> On 10. jul. 2015, at 23.03, Jay Kreps <j...@confluent.io> wrote:
> 
> If I recall correctly, setting log.retention.ms and log.retention.bytes to
> -1 disables both.

Thanks! 

> 
> On Fri, Jul 10, 2015 at 1:55 PM, Daniel Schierbeck <
> daniel.schierb...@gmail.com> wrote:
> 
>> 
>>> On 10. jul. 2015, at 15.16, Shayne S <shaynest...@gmail.com> wrote:
>>> 
>>> There are two ways you can configure your topics, log compaction and with
>>> no cleaning. The choice depends on your use case. Are the records
>> uniquely
>>> identifiable and will they receive updates? Then log compaction is the
>> way
>>> to go. If they are truly read only, you can go without log compaction.
>> 
>> I'd rather be free to use the key for partitioning, and the records are
>> immutable — they're event records — so disabling compaction altogether
>> would be preferable.

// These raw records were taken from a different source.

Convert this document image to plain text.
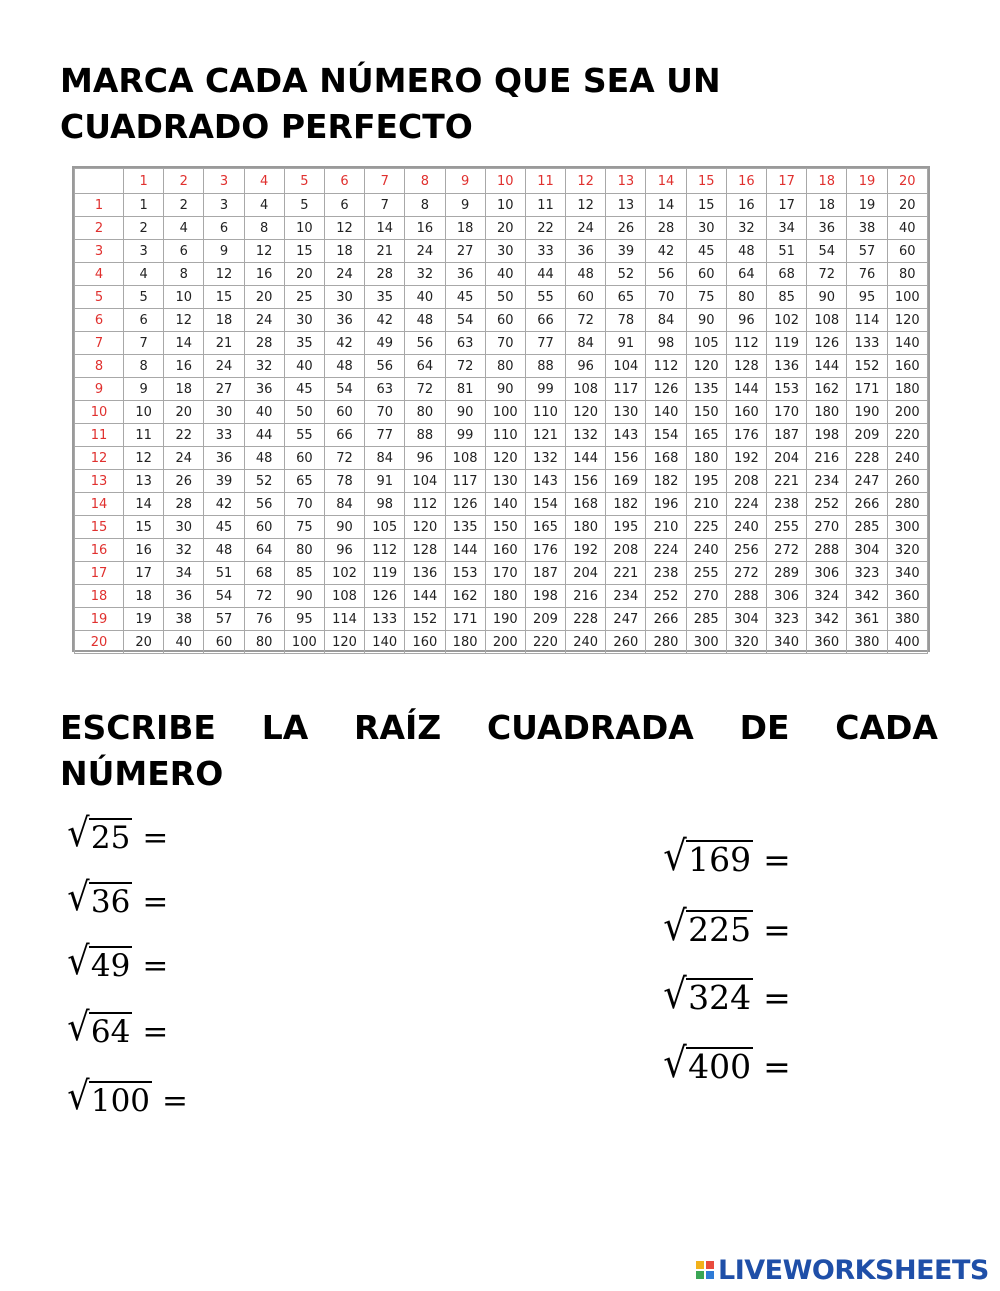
MARCA CADA NÚMERO QUE SEA UN CUADRADO PERFECTO
	1	2	3	4	5	6	7	8	9	10	11	12	13	14	15	16	17	18	19	20
1	1	2	3	4	5	6	7	8	9	10	11	12	13	14	15	16	17	18	19	20
2	2	4	6	8	10	12	14	16	18	20	22	24	26	28	30	32	34	36	38	40
3	3	6	9	12	15	18	21	24	27	30	33	36	39	42	45	48	51	54	57	60
4	4	8	12	16	20	24	28	32	36	40	44	48	52	56	60	64	68	72	76	80
5	5	10	15	20	25	30	35	40	45	50	55	60	65	70	75	80	85	90	95	100
6	6	12	18	24	30	36	42	48	54	60	66	72	78	84	90	96	102	108	114	120
7	7	14	21	28	35	42	49	56	63	70	77	84	91	98	105	112	119	126	133	140
8	8	16	24	32	40	48	56	64	72	80	88	96	104	112	120	128	136	144	152	160
9	9	18	27	36	45	54	63	72	81	90	99	108	117	126	135	144	153	162	171	180
10	10	20	30	40	50	60	70	80	90	100	110	120	130	140	150	160	170	180	190	200
11	11	22	33	44	55	66	77	88	99	110	121	132	143	154	165	176	187	198	209	220
12	12	24	36	48	60	72	84	96	108	120	132	144	156	168	180	192	204	216	228	240
13	13	26	39	52	65	78	91	104	117	130	143	156	169	182	195	208	221	234	247	260
14	14	28	42	56	70	84	98	112	126	140	154	168	182	196	210	224	238	252	266	280
15	15	30	45	60	75	90	105	120	135	150	165	180	195	210	225	240	255	270	285	300
16	16	32	48	64	80	96	112	128	144	160	176	192	208	224	240	256	272	288	304	320
17	17	34	51	68	85	102	119	136	153	170	187	204	221	238	255	272	289	306	323	340
18	18	36	54	72	90	108	126	144	162	180	198	216	234	252	270	288	306	324	342	360
19	19	38	57	76	95	114	133	152	171	190	209	228	247	266	285	304	323	342	361	380
20	20	40	60	80	100	120	140	160	180	200	220	240	260	280	300	320	340	360	380	400
ESCRIBE LA RAÍZ CUADRADA DE CADA
NÚMERO
√ 25 =
√ 36 =
√ 49 =
√ 64 =
√ 100 =
√ 169 =
√ 225 =
√ 324 =
√ 400 =
LIVEWORKSHEETS
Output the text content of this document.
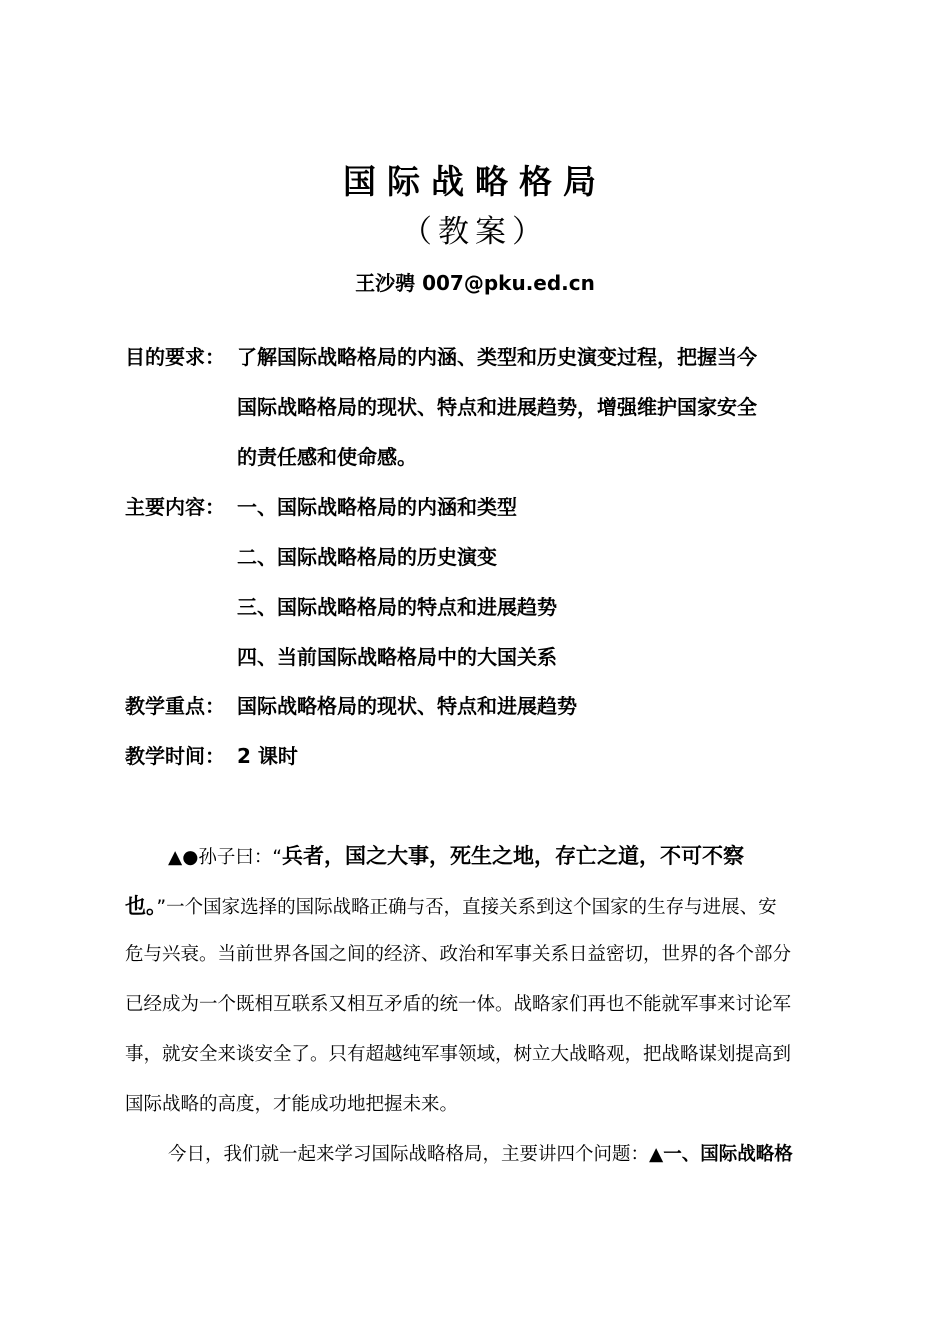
国际战略格局
（教案）
王沙骋 007@pku.ed.cn
目的要求： 了解国际战略格局的内涵、类型和历史演变过程，把握当今
国际战略格局的现状、特点和进展趋势，增强维护国家安全
的责任感和使命感。
主要内容： 一、国际战略格局的内涵和类型
二、国际战略格局的历史演变
三、国际战略格局的特点和进展趋势
四、当前国际战略格局中的大国关系
教学重点： 国际战略格局的现状、特点和进展趋势
教学时间： 2 课时
▲●孙子曰：“兵者，国之大事，死生之地，存亡之道，不可不察
也。”一个国家选择的国际战略正确与否，直接关系到这个国家的生存与进展、安
危与兴衰。当前世界各国之间的经济、政治和军事关系日益密切，世界的各个部分
已经成为一个既相互联系又相互矛盾的统一体。战略家们再也不能就军事来讨论军
事，就安全来谈安全了。只有超越纯军事领域，树立大战略观，把战略谋划提高到
国际战略的高度，才能成功地把握未来。
今日，我们就一起来学习国际战略格局，主要讲四个问题：▲一、国际战略格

How is that accomplished?
>>> 
>>> We have a small processes which consume a topic and perform upserts to
>> our
>>> various database engines. It's easy to change how it all works and simply
>>> consume the single source of truth again.
>>> 
>>> I've written a bit about log compaction here:
>>> http://www.shayne.me/blog/2015/2015-06-25-everything-about-kafka-part-2/
>>> 
>>> On Fri, Jul 10, 2015 at 3:46 AM, Daniel Schierbeck <
>>> daniel.schierb...@gmail.com> wrote:
>>> 
>>>> I'd like to use Kafka as a persistent store – sort of as an alternative
>> to
>>>> HDFS. The idea is that I'd load the data into various other systems in
>>>> order to solve specific needs such as full-text search, analytics,
>> indexing
>>>> by various attributes, etc. I'd like to keep a single source of truth,
>>>> however.
>>>> 
>>>> I'm struggling a bit to understand how I can configure a topic to retain
>>>> messages indefinitely. I want to make sure that my data isn't deleted.
>> Is
>>>> there a guide to configuring Kafka like this?